Said, işgal güçlerinin, grevi herhangi bir kazanıma ulaşmadan sonlandırmak için şiddet ve tehditlere maruz kalan Hişam'ın sağlık durumunu gözetmeksizin zaman kazanmaya çalıştığını aktardı.
"Eğer müdahale edilmezse kardeşim her an hayatını kaybedebilir." diyen Said, "Filistin Devlet Başkanı Mahmud Abbas, Filistin yönetimi ve dünyadaki özgür insanlardan, Hişam'ın hayatının kurtarılması için müdahalede bulunmasını istiyoruz." ifadesini kullandı.
- Her geçen gün zorlaşan şartlar
Sivil toplum kuruluşu Filistin Esir Cemiyeti tarafından 16 Aralık'ta yayımlanan rapora göre, Filistinli tutuklu Ebu Hevaş, Remle Hapishanesinde tehlikeli şartlara maruz kalıyor ve bu durum her geçen gün ağırlaşıyor.
İşgal güçlerinin Ebu Hevaş'ın sağlık durumunun riskli bir hal aldığına işaret eden raporlara rağmen kalıcı şekilde sivil bir hastaneye naklini kabul etmediği belirtiliyor.
Ebu Hevaş'ın sistemli ve tehlikeli bir uygulamaya maruz kaldığı kaydedilen açıklamada, bunun açlık grevindeki tutukluların karşı karşıya kaldığı bazı değişimlerin neticesi olduğu aktarıldı.
Söz konusu değişimler kapsamında, grevdeki tutuklunun hapishanede tutulduğu, önceki tutuklular gibi hastaneye naklinin reddedildiği ifade edildi.
İsrail askeri mahkemesinin, Ebu Hevaş'ın yargı süreci kapsamında birkaç kez duruşmaya çıkarıldığını; bu duruşmaların Filistinli tutuklunun serbest bırakılması veya hastaneye nakledilmesi, idari tutukluluğunun dondurulması gibi avukatının taleplerine ilişkin bir karar vermeden sonlandığı kaydedildi.

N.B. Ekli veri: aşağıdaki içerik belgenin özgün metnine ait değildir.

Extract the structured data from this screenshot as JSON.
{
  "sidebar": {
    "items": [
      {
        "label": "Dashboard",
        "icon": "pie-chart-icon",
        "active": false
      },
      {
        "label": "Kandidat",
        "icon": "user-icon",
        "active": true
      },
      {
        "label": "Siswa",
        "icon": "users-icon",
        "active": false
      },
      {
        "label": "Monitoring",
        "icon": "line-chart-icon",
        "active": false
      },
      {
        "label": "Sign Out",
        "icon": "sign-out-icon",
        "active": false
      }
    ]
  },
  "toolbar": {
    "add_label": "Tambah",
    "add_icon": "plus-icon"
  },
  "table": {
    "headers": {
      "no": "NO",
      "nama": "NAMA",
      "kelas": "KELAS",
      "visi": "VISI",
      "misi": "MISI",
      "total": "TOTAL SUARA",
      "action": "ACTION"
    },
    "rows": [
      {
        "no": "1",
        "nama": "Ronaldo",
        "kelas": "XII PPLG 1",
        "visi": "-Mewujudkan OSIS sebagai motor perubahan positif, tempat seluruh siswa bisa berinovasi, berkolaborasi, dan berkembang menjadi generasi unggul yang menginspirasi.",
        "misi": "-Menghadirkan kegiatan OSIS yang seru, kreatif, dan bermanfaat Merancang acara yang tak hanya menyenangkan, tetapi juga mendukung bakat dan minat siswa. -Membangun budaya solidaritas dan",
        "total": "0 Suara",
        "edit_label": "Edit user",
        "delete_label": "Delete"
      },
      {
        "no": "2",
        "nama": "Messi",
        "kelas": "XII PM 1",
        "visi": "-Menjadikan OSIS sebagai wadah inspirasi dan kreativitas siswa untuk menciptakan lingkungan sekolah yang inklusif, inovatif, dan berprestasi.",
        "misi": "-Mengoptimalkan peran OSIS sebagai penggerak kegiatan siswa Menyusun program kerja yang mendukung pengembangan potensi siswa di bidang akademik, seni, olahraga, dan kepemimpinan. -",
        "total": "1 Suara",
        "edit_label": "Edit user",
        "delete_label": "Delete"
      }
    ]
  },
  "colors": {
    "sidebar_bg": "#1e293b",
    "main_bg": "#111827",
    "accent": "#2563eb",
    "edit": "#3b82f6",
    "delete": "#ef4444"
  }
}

İsrail Askeri İstinaf Mahkemesi 12 Aralık'ta Ebu Hevaş'ın tutukluluk kararına karşı sunulan itirazı reddederek, idari tutukluluk halinin 4 ay daha uzatılmasına hükmetti.
- İsrail'in "idari tutukluluk" uygulaması
İsrail, "idari tutukluluk" adını verdiği uygulamayla Filistinlileri istihbarata dayalı olarak 1 ila 6 ay alıkoyabiliyor.
Tutuklunun "İsrail'in güvenliği için tehlike teşkil ettiğine" karar verilmesi halinde askeri hakim, suç isnadında bile bulunmadan tutukluluk süresini 5 yıla kadar uzatabiliyor.
Filistin Esir Cemiyeti'nin verilerine göre, 6 Eylül itibarıyla İsrail hapishanelerinde 520'si "idari tutuklu" olmak üzere yaklaşık 4 bin 650 Filistinli bulunuyor. Bunların yaklaşık 200'ü çocuklardan oluşuyor.